Now the Names Come Out
After the mail-in ballot ruling, Trump called the decision a major loss and pushed for the SAVE America Act, demanding photo ID, proof of citizenship, and sharp restrictions on mail-in ballots. RedState reported that Trump said there could be “no more excuses” and then identified the Republican holdouts he blamed.
Here are the names:
Lisa Murkowski.
Susan Collins.
Thom Tillis.
Bill Cassidy.
Mitch McConnell.
That is the list.
Not Democrats.
Not the media.
Not even the Supreme Court.
Republicans.
Because Democrats opposing Trump is not the plot twist. That is the vending machine dispensing vending-machine things.
The twist is Trump saying that after the Supreme Court moved the election-law fight back to Congress, these Senate Republicans are standing in the way of what he believes is the only legislative fix.

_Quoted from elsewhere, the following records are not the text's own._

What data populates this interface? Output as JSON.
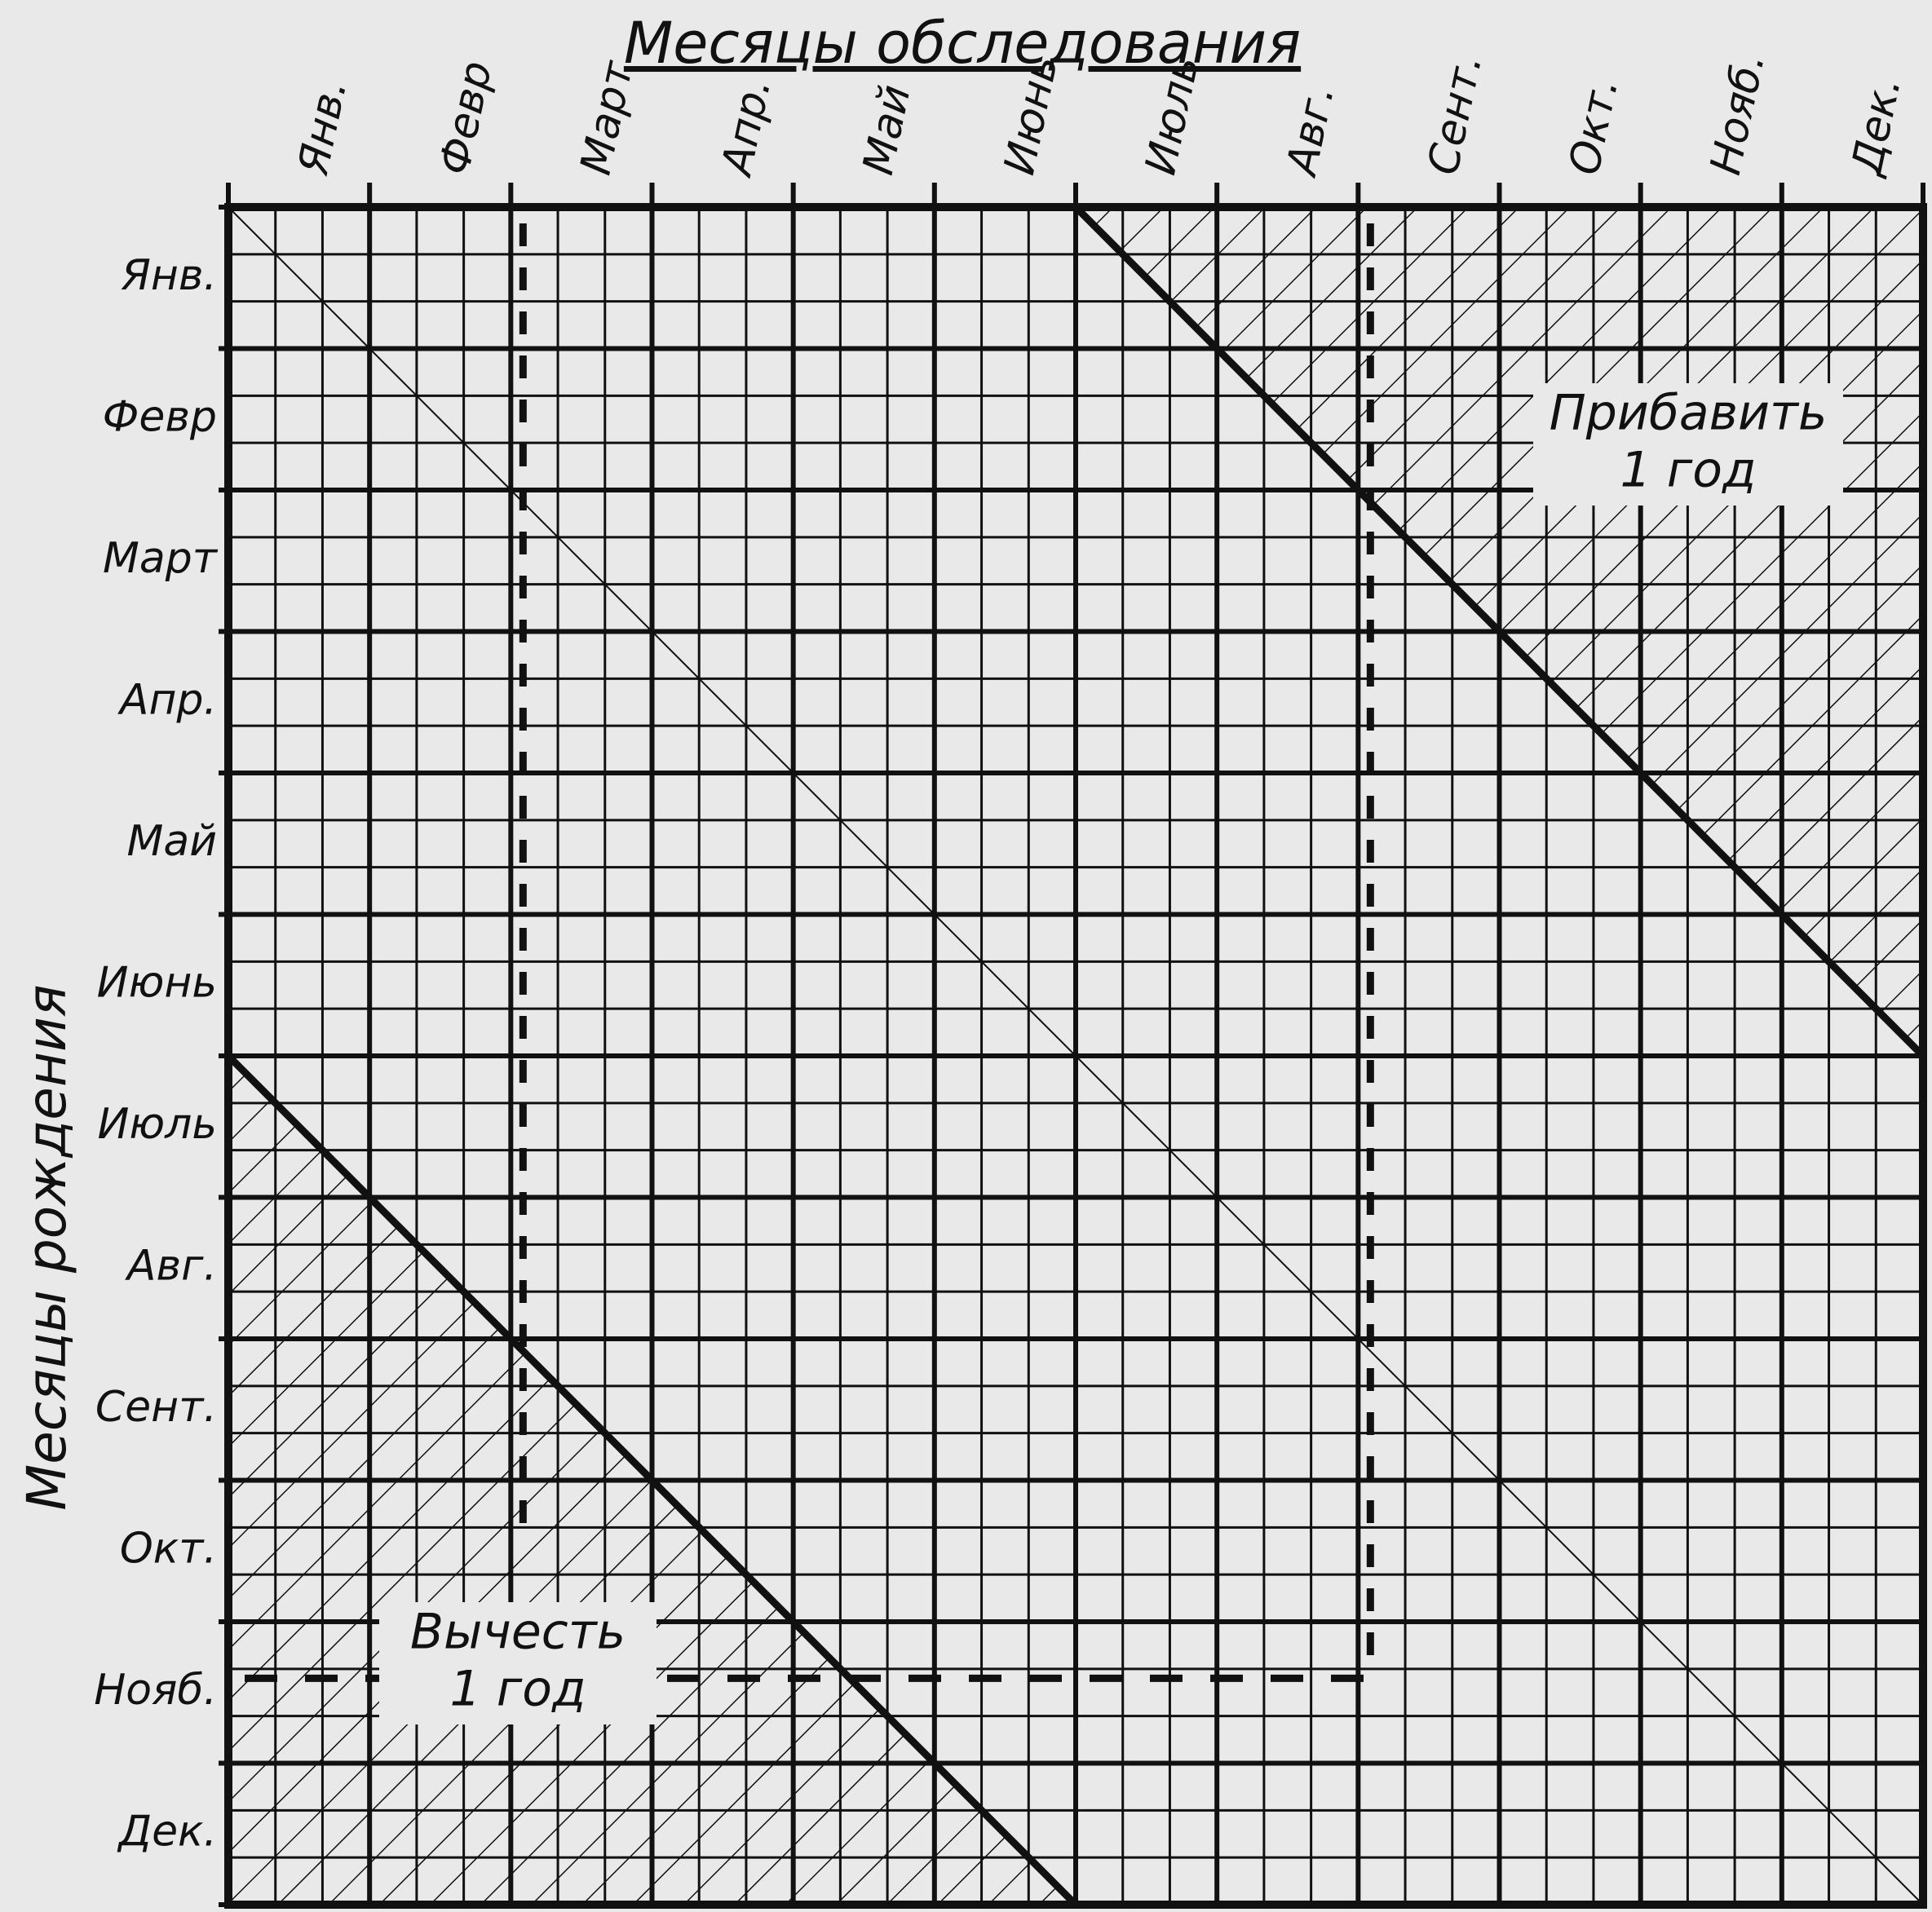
{
  "title": "Месяцы обследования",
  "y_axis_title": "Месяцы рождения",
  "columns": [
    "Янв.",
    "Февр",
    "Март",
    "Апр.",
    "Май",
    "Июнь",
    "Июль",
    "Авг.",
    "Сент.",
    "Окт.",
    "Нояб.",
    "Дек."
  ],
  "rows": [
    "Янв.",
    "Февр",
    "Март",
    "Апр.",
    "Май",
    "Июнь",
    "Июль",
    "Авг.",
    "Сент.",
    "Окт.",
    "Нояб.",
    "Дек."
  ],
  "annotations": {
    "add": [
      "Прибавить",
      "1 год"
    ],
    "subtract": [
      "Вычесть",
      "1 год"
    ]
  }
}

That is why this is bigger than one ruling.
The Court gave Trump a loss on late-arriving ballots, but it also gave him a battlefield.
Congress.
And in politics, bottlenecks have names.
The Real Story
Trump’s day was not clean.
It was not simply a victory lap or a defeat.
It was a constitutional whiplash machine.
The Fed stayed protected.
The FTC got pulled back under presidential control.
Late-arriving mail-in ballots survived under current federal law.
And then Trump turned the whole thing into a Senate fight.
That is the real story.
The Supreme Court did not hand Trump everything he wanted. It rarely does. But it did something almost as politically useful: it clarified where the next fight belongs.
Not behind the robes.
Not inside legal theory.
Not buried in some lower-court procedural swamp.
Congress.
The House passed the SAVE Act. The Senate has not delivered. Now Trump is naming names, and the people he named have to answer the question Washington hates most:
What exactly are you waiting for?
Because once the Court says Congress can act, silence stops looking like caution.
It starts looking like complicity.
And Trump knows it.
That is why he is angry.
That is why the names matter.
And that is why this story is not over.
The Supreme Court may have ended the case.
But it may have just started the war.